Splicetoday

Pop Culture
Jul 15, 2019, 06:27AM

In Praise of Stranger Things’ Steve Harrington

Popular kids need role models too.

Funny tweets memes about steve harrington stranger things 3.jpg?ixlib=rails 2.1

In high school I was a rolling fashion disaster and quietly terrified of girls. I read science fiction, got good grades, and stumbled through interpersonal interactions with a humiliating ineffectuality. I wasn't miserable; I had friends. Many people have worse experiences. But I wasn’t a social success.

My son is. He has friends of every gender. He's self-confident. He knows how to flirt, which is something I still haven't figured out. He cares about clothes, and dresses with flair. Whenever his peers vote for class representative or the equivalent, they vote for him. I'm not sure how this happened, but the truth is irrefutable. My son’s one of the popular kids.

Which is why Steve Harrington (Joe Keery) is my favorite character on Stranger Things.

Like most kid-focused popular culture, Stranger Things glorifies geeks, and outcasts—it's aimed, broadly, at people like me. The kids play Dungeons & Dragons and go to science camp. They're socially awkward (hyperbolically in the case of El (Millie Bobby Brown), who was raised in a lab). You root for them in part because they're underdogs. The mystic evil forces that threaten them are symbolic of a world that treats people like that with hostility and indifference.

The world doesn't treat Steve Harrington with indifference. He's got perfect hair, handsome and a star athlete. Girls love him. He's the life of the party.
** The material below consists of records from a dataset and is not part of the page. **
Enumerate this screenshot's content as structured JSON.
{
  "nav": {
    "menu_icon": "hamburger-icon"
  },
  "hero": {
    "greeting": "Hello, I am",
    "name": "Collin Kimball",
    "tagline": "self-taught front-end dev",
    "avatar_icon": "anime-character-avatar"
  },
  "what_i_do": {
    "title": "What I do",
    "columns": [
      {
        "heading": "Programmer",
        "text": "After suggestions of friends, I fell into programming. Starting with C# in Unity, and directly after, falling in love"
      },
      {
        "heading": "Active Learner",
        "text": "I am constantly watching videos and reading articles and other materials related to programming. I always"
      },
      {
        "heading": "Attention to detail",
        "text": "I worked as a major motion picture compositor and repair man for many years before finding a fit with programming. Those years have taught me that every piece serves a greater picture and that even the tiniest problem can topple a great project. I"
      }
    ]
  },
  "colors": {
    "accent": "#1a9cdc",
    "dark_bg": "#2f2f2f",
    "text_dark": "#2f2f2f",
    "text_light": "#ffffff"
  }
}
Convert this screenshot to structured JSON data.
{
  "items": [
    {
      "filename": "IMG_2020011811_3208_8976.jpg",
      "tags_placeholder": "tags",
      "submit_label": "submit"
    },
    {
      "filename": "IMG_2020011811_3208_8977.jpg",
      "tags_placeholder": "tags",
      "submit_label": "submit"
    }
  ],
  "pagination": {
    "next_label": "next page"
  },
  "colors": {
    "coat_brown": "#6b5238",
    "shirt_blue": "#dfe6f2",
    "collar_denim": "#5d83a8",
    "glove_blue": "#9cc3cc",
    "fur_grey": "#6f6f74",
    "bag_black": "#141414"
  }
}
There are some precedents for popular kid protagonists, but they aren't especially appealing. Ferris Bueller is a callous, smug asshole who treats his friends like crap. The male lead in 16 Candles has the personality of a doorknob, and connives in date rape. I don't want my son identifying with them.

Steve's different. He's popular, successful and cool, but also a sweet kid with his own quirks. He's not especially interested in science fiction or Dungeons and Dragons, but he discovers that he does really like kids. One of the funniest gags in season three involves all of high-school grad Steve's middle-school age friends coming to visit him at his ice cream shop job, much to the horrified bemusement of his nerdy co-worker. She has an encyclopedic knowledge of obscure films. But the bland pretty boy's love of babysitting is, it turns out, a lot weirder than the accepted niche geek passions.

Pop culture also often revels in popular kids getting their comeuppance. The adorable geeks like Peter Parker in Spider-Man: Far From Home always steal the girl away from the smooth operators. That happens in Stranger Things too; in the first two seasons Steve loses the love of his life, Nancy Wheeler (Natalie Dyer) to social outcast Jonathan Byers (Charlie Heaton). Rather than cheering for Steve's failure, though, the show treats him sympathetically. Steve really does care for Nancy; he dumps some of his friends when they mistreat her, and apologizes to her with real remorse. For his part, Jonathan, a camera buff, engages in some creepy stalker behavior. Nancy's choice of Jonathan isn't a sign of the true righteous virtue of geeks. She just happens to like him better.

Steve accepts that loss with a remarkable lack of bitterness. When his romantic overtures towards another girl crash and burn in season three, he rolls with that as well. He's high up in the social pecking order, but he isn’t callous, cruel or a bully. If you're a geeky kid, it may be comforting to see the popular kids taken down a peg. But when your son is one of those popular kids, it's nice to watch a show that doesn't treat good hair as incompatible with a good heart.